From the Lawrence Daily Journal-World for May 6, 1911:

  • “‘We, the jury in this case, find the defendant, Frank Leis, guilty of rape as charged in the information, with the recommendation of the jury that the court show leniency. — W. H. Pendleton, Foreman.’ That was the verdict of the jury in the Leis case after being out but an hour and a half yesterday afternoon. The recommendation of leniency was a surprise to a great many of the court attaches who heard the evidence, and will probably save Leis from the penitentiary…. His youth at the time the alleged crime was committed will operate in his favor. He was only 18 years old.”

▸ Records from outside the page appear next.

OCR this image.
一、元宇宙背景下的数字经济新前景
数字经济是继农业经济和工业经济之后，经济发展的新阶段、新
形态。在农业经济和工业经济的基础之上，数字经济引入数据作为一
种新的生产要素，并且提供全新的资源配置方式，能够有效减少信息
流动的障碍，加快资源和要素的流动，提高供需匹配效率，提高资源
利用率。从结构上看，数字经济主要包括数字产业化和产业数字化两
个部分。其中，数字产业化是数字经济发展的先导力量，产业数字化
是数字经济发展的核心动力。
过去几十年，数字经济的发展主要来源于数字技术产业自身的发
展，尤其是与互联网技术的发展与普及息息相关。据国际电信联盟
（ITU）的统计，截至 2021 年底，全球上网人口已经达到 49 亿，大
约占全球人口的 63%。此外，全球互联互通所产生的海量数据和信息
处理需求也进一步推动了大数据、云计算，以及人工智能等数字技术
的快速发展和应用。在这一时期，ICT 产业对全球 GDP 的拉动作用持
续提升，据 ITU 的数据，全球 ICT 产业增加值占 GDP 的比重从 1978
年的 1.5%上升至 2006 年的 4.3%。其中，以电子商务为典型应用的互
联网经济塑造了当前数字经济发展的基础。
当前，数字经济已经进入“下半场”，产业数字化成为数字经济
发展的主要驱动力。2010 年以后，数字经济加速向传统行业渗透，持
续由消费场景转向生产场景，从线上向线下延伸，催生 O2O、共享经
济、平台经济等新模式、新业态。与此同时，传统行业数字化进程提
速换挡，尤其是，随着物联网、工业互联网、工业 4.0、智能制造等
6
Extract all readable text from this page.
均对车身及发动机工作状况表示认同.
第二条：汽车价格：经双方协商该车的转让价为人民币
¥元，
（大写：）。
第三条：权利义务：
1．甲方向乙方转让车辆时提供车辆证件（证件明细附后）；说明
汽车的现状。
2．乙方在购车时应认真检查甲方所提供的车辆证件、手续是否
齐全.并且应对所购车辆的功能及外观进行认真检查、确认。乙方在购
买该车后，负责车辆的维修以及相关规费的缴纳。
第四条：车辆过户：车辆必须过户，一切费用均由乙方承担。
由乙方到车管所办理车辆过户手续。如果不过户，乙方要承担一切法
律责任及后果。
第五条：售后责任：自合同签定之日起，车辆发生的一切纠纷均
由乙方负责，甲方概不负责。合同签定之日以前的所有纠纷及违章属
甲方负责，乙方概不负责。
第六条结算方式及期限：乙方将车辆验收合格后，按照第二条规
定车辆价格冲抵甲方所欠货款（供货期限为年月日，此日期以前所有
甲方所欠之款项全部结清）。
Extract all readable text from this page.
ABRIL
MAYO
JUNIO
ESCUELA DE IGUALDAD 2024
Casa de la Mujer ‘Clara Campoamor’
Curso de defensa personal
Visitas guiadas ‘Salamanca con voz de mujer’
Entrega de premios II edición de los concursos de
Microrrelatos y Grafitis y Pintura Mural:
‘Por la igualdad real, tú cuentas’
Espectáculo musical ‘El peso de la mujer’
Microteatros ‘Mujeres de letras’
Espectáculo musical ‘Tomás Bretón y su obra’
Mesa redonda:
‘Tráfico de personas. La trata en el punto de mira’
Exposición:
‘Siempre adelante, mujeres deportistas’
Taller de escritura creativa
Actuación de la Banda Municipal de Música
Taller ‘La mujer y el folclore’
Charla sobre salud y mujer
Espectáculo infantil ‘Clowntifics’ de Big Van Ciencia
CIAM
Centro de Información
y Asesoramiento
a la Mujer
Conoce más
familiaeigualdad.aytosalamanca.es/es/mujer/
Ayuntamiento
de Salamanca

  • “When the graduation class of Lawrence high school mounts the Alps and peers over into Italy on commencement evening, the girls will wear no gorgeous trappings, such as lace and messaline silk, and dotted swiss — it is dotted swiss, isn’t it — and all that sort of thing that makes all the other girls so envious and is so hard on father’s pocket book? Well, not this year. For the girls of the class have decided that a simple white linen dress or a shirtwaist of medium material would be about the proper thing for all of them to wear, and they have crossed their hearts and hoped to die, or whatever it is girls do, when they want to bind themselves faithfully. The [cost] limit will be fixed pretty soon and it will be a modest sum that every one of the girls can afford alike.”